From this description of a possible sequence of inner development we can recognize that the healing experience is the direct consequence of the client’s involvement with the dynamic of the internal image and gives plastic expression to them. Experience shows that a discussion or an extensive interpretation of the sandplaying activity can inhibit the client’s capability of keeping open to something that still demands spontaneous expression on a pre-verbal level. For the process of healing and self-perception, however, it is of decisive significance to establish contact with the as yet unconscious sides within oneself. For this reason it is an important aspect of this work that a discussion and conscious realization of contents on a verbal level should be postponed until the process of sandplay experience is largely concluded and has been experienced as an internal “lived” process. The primary element then, with this form of therapy, is the shaping and experiencing of the sand images and of the resulting resolution of inner tensions. This type of experience, too, can be viewed as a form of conscious realization of unconscious contents, though not on the verbal level but of that of the shaping and experiencing of these contents. The inner experience of these contents frequently precedes modifications in the external sphere of life.

The fact that the images are not commented upon and interpreted during the sandplay work does not exclude the possibility that, with adults, a process of conscious realization of the experience on a verbal interpretative level can be of great significance later.

It is important, however, that the therapist or counselor understands the symbol-language of the images correctly and, on the basis of this comprehension, follows the process internally and, under certain circumstances, without making reference to the sandplay, establishes connections to the external life situation and raises possible problem points. It can also be decisive for the progress of the work to recognize a possible transference which may express itself symbolically in the sandplay, and to be able to react to it appropriately.

It is entirely consonant with this work that along with the shaping of sand images there should also be room for discussing everyday problems and examining important dreams together with the analysand.

Especially in the case of work with children, there should be sufficient possibilities, in addition to sandplay, to pursue other games and creative activities such as modeling and painting. Such games can make an important contribution to the enactment and realization of that which comes to light in the sand images themselves and also, conversely, can further encourage the continuation of the internal sandplay process.

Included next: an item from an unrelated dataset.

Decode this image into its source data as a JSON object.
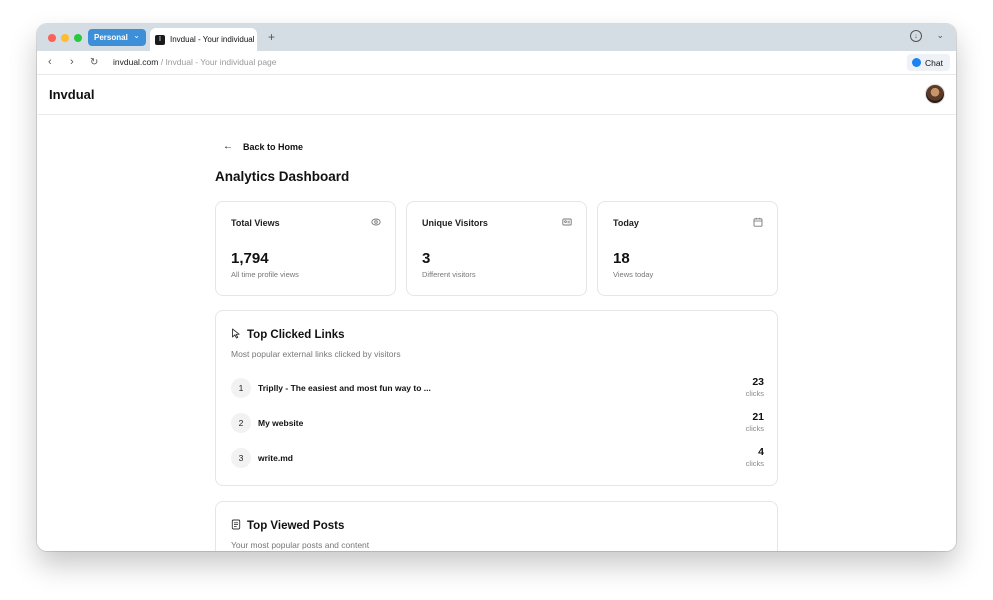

In order to be capable of carrying out the sandplay task, the therapist/counselor, in addition to psychological training, must be able to fulfill two all-important prerequisites:

1. Since the sandplay process expresses itself in a symbolic language, a profound knowledge of the language of symbols – as expressed in religions, myths, fairytales, literature, art, etc. – is indispensable. This applies especially to the depth- psychology interpretation of symbols as developed by C. G. Jung. Above all, one must have experienced these symbols and their efficacy on the basis of one’s own psychic maturation process. Only this practice makes it possible to accompany the client’s experience effectively.

2. On the other hand, as we have already seen, the therapist/counselor must be capable of establishing a free and protected space. What we want to mediate for others should emerge from our own experience. This means that the therapist/counselor should possess an openness that is the fruit of an open encounter with one’s own dark and unknown sides. Also important at the same time, however, is an experience of one’s own deep-seated positive potential – an experience which guarantees an inner security which thus enables one to create a protected space for others.

Finally it is decisive for successful work to have a positive motivation, which sets as its objective the creation of a space for the client which will enable coming closer to wholeness in an independent manner. This intention should be combined with the striving, through ongoing work upon oneself, to deepen one’s own capability of giving authentic and non-self-seeking help.

Journal of Sandplay Therapy, Volume 1, Number 1, 1991.